As in most dairy breeds and animals, mastitis is one of the major causes of culling in herds and flocks. Not as much research has been done on the genetic aspects of intramammary infections in sheep. More genetic testing for mastitis resistance needs to be carried out to improve genetics in the Lacaune sheep breed and their milk quality.

== Selection program ==
The breed began as a dual purpose breed with a low milk production. In the 1980s, the Lacaune genetic improvement program was established. This program wanted to improve the breed as a whole and have the Lacaune sheep be able to compete against foreign breeds that were not as adapted to the environment. Focus was put mainly on increasing the milk production of the breed. This program utilized artificial insemination, milk recording, and progeny testing sires. It started with genomic selection in a few nucleus flocks of sheep. Intensive management and testing were done with these sheep that produced, after a few generations, breeding rams that were able to transfer their genetics to the rest of the populations through mainly artificial insemination. This pyramidal management breeding system is how the improvement of the breed was implemented.

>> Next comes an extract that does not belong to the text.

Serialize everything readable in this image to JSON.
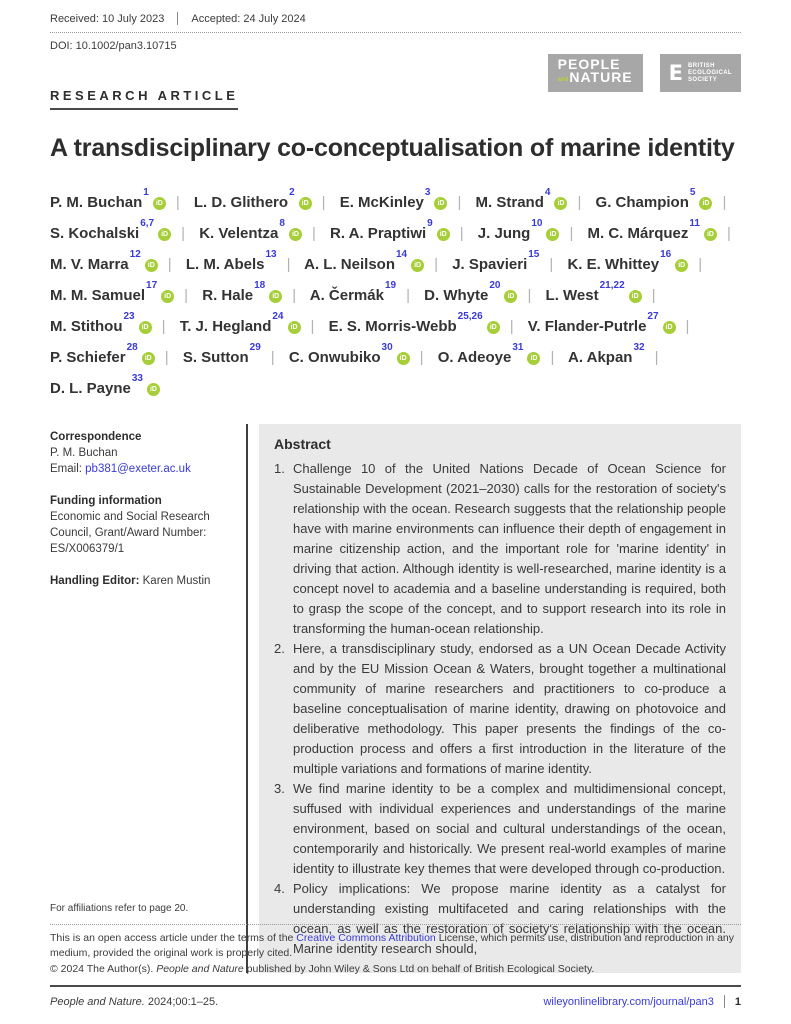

There was a slight delay between the original nucleus population and the rest of the commercial population of around 5–7 years. Today, the program has expanded its focus to improving other important aspects such as udder quality, lower somatic cell counts, and milk components. Since the program began, there has been an improvement of over 5 L per lactation, 0.19 g/L of fat content, and 0.17 g/L of crude protein content. The Lacaune breed, due to this extensive program, has the most studied genetics than any dairy sheep breed in the world.

One of the reasons that this programs became so successful was the intense decrease in the cost of genotyping and sequencing the genome in animals. This information is very useful in selecting for physical traits as well as other traits such as scrapie resistance.

== Milk and cheese ==
The milk of the Lacaune is described usually as wholesome with a high butterfat and protein content and rich flavour. The butterfat content of the milk makes it good for producing many different types of cheese.

The main use of the Lacaune sheep is for production of Roquefort cheese. Theirs is the only milk used to produce the cheese. Roquefort is a blue cheese that is usually made from the unpasteurized milk of Lacaune sheep. The semi-soft cheese usually has a creamy and crumbly texture.